Le Folklore estudiantin belge

Le folklore estudiantin est une ensemble de rites et traditions festifs, fraternels, bibitifs, initiatiques se déroulant parmi les étudiants de l’enseignement supérieur et universitaire en Belgique. Ceux-ci varient selon les campus, le type d’école… Plusieurs de ces traditions sont centenaires (calotte, penne…), d’autres sont plus modernes.

Existant depuis longtemps afin de regrouper les étudiants selon des critères communs, les cercles, ordres et régionales sont au centre des activités estudiantines.

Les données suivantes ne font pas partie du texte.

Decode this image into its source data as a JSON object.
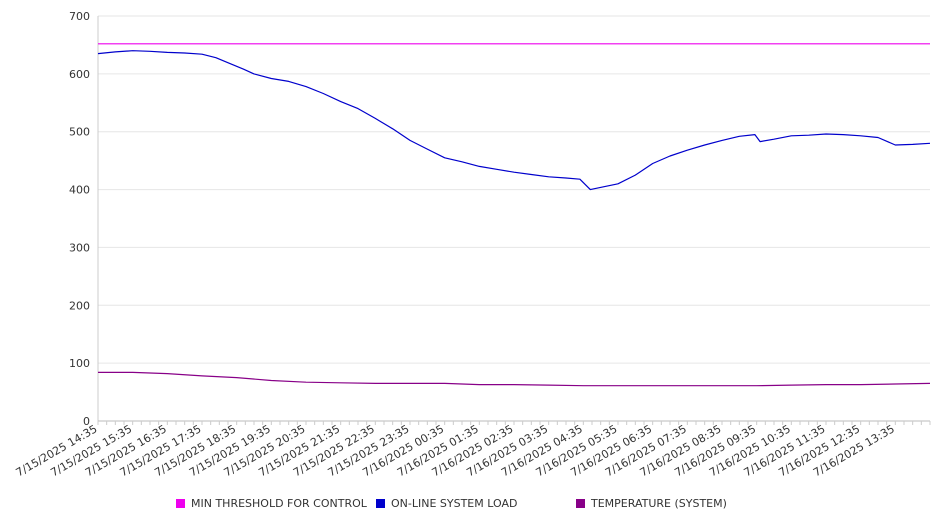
{
  "chart_data": {
    "type": "line",
    "ylim": [
      0,
      700
    ],
    "yticks": [
      0,
      100,
      200,
      300,
      400,
      500,
      600,
      700
    ],
    "x_labels": [
      "7/15/2025 14:35",
      "7/15/2025 15:35",
      "7/15/2025 16:35",
      "7/15/2025 17:35",
      "7/15/2025 18:35",
      "7/15/2025 19:35",
      "7/15/2025 20:35",
      "7/15/2025 21:35",
      "7/15/2025 22:35",
      "7/15/2025 23:35",
      "7/16/2025 00:35",
      "7/16/2025 01:35",
      "7/16/2025 02:35",
      "7/16/2025 03:35",
      "7/16/2025 04:35",
      "7/16/2025 05:35",
      "7/16/2025 06:35",
      "7/16/2025 07:35",
      "7/16/2025 08:35",
      "7/16/2025 09:35",
      "7/16/2025 10:35",
      "7/16/2025 11:35",
      "7/16/2025 12:35",
      "7/16/2025 13:35"
    ],
    "x_range_hours": [
      0,
      24
    ],
    "grid": true,
    "legend_position": "bottom",
    "series": [
      {
        "name": "MIN THRESHOLD FOR CONTROL",
        "color": "#ee00ee",
        "points": [
          [
            0,
            652
          ],
          [
            24,
            652
          ]
        ]
      },
      {
        "name": "ON-LINE SYSTEM LOAD",
        "color": "#0000cc",
        "points": [
          [
            0,
            635
          ],
          [
            0.5,
            638
          ],
          [
            1,
            640
          ],
          [
            1.5,
            639
          ],
          [
            2,
            637
          ],
          [
            2.5,
            636
          ],
          [
            3,
            634
          ],
          [
            3.4,
            628
          ],
          [
            3.8,
            618
          ],
          [
            4.2,
            608
          ],
          [
            4.5,
            600
          ],
          [
            5,
            592
          ],
          [
            5.5,
            587
          ],
          [
            6,
            578
          ],
          [
            6.5,
            566
          ],
          [
            7,
            552
          ],
          [
            7.5,
            540
          ],
          [
            8,
            523
          ],
          [
            8.5,
            505
          ],
          [
            9,
            485
          ],
          [
            9.5,
            470
          ],
          [
            10,
            455
          ],
          [
            10.5,
            448
          ],
          [
            11,
            440
          ],
          [
            11.5,
            435
          ],
          [
            12,
            430
          ],
          [
            12.5,
            426
          ],
          [
            13,
            422
          ],
          [
            13.5,
            420
          ],
          [
            13.9,
            418
          ],
          [
            14.2,
            400
          ],
          [
            14.6,
            405
          ],
          [
            15,
            410
          ],
          [
            15.5,
            425
          ],
          [
            16,
            445
          ],
          [
            16.5,
            458
          ],
          [
            17,
            468
          ],
          [
            17.5,
            477
          ],
          [
            18,
            485
          ],
          [
            18.5,
            492
          ],
          [
            18.95,
            495
          ],
          [
            19.1,
            483
          ],
          [
            19.5,
            487
          ],
          [
            20,
            493
          ],
          [
            20.5,
            494
          ],
          [
            21,
            496
          ],
          [
            21.5,
            495
          ],
          [
            22,
            493
          ],
          [
            22.5,
            490
          ],
          [
            23,
            477
          ],
          [
            23.5,
            478
          ],
          [
            24,
            480
          ]
        ]
      },
      {
        "name": "TEMPERATURE (SYSTEM)",
        "color": "#880088",
        "points": [
          [
            0,
            84
          ],
          [
            1,
            84
          ],
          [
            2,
            82
          ],
          [
            3,
            78
          ],
          [
            4,
            75
          ],
          [
            5,
            70
          ],
          [
            6,
            67
          ],
          [
            7,
            66
          ],
          [
            8,
            65
          ],
          [
            9,
            65
          ],
          [
            10,
            65
          ],
          [
            11,
            63
          ],
          [
            12,
            63
          ],
          [
            13,
            62
          ],
          [
            14,
            61
          ],
          [
            16,
            61
          ],
          [
            18,
            61
          ],
          [
            19,
            61
          ],
          [
            20,
            62
          ],
          [
            21,
            63
          ],
          [
            22,
            63
          ],
          [
            23,
            64
          ],
          [
            24,
            65
          ]
        ]
      }
    ]
  }
}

Un cercle est une association rassemblant des étudiants issus d’une même faculté. Une régionale est une association rassemblant des étudiants issus de la même région (province, ville, pays…). Un Ordre est une association d’étudiant plus spécifique rassemblant des étudiants autour de certains aspects particuliers du folklore ou des traditions belges.

La toge et le tablier

 toge

L’origine des parures estudiantines remonte aux années 30, époque où une querelle opposait deux facultés, celles de médecine et de droit. Pour se moquer des juriste, les carabins entraînèrent dans leurs beuveries le symbole de leurs ennemis: la toge. Les juristes les imitèrent ensuite en portant le tablier, tenue professionnelle des médecins. Par la suite, ces deux habits devinrent les vêtements de guindaille de l’étudiant baptisé ou non. Ce n’est qu’à la renaissance, début 80, des comités de baptême sous leur forme actuelle que le port de l’un ou de l’autre fut réglementé. Aujourd’hui, seuls les étudiants membres d’un comité des fêtes, de baptême universitaire ou de l’enseignement supérieur de type long ont le droit de porter la toge. La cape est quant à elle, portée par les membres des comités régionaux. Pour le tablier, il n’existe aucune règle. Bon nombre d’étudiants le portent donc lors de leurs sorties bibitives.

La penne

penne

 

Elle est apparue vers 1850 à l’ULB, comme signe d’indépendance de l’étudiant par rapport à ses parents bourgeois. La casquette étant, à cette époque, l’emblème des gens du peuple. Dès mars 1860, la « casquette étroite en drap avec petite visière en toile cirée » semble être le couvre-chef de l’étudiant liégeois. A son apparition, elle est de couleur verte, couleur de l’université de Liège, indépendamment de l’appartenance facultaire. L’étudiant se coiffe d’une casquette pour diverses raisons. Il faut tout d’abord y voir un phénomène de mode. Au 19ème siècle et par la suite encore, il est habituel de se couvrir la tête ce qui « normalise » le choix d’un couvre-chef.
Ce qui est surprenant, c’est le type de coiffure retenu par les étudiants. Il y a un concours de plusieurs influences et non par une justification unique: l’esprit frondeur de l’étudiant lui fait probablement opter pour un couvre-chef différent de celui traditionnellement porté par les bourgeois (chapeau boule, haut de forme, etc..), classe dont les étudiants sont pourtant en majorité issue. L’imitation de la coiffe estudiantine allemande doit également jouer un rôle ; il est toutefois difficile d’évaluer l’importance de ce facteur.

Enfin la casquette, même d’un modèle ou d’un style différent, est la coiffure « à la mode » à l’époque romantique. Ces circonstances donnent naissance à un couvre-chef bien particulier : celui de l’étudiant qui rapidement va être personnalisé par l’ajout d’insignes.
Vers la fin des années 1880, les couleurs de la casquettes vont se diversifier : le vert sera la couleur des étudiants en médecine, le blanc des juristes et des philosophes ; enfin, le noir ou le bleu, celle des étudiants des Mines. La visière va progressivement s’allonger pour atteindre les dimensions actuelles dès les années 70. On ignore presque tous les raisons qui ont amené à ces changements (la penne ayant été créée en opposition à la calotte, la longue visière de cette casquette sert à protéger nos yeux du regard de Dieu).

Dés la fin du 19ème siècle, la casquette est nommée « crapuleuse ». Ce terme fait place à l’appellation « penne » peu après 1918, mot d’origine wallonne signifiant « visière ». De nos jours, seuls les étudiants baptisés la portent, dotée d’insignes et d’un ruban symbolisant la personnalité et les études.

 

Mais au final, qu’importe le bout de tissu, pourvu qu’on ait l’ivresse.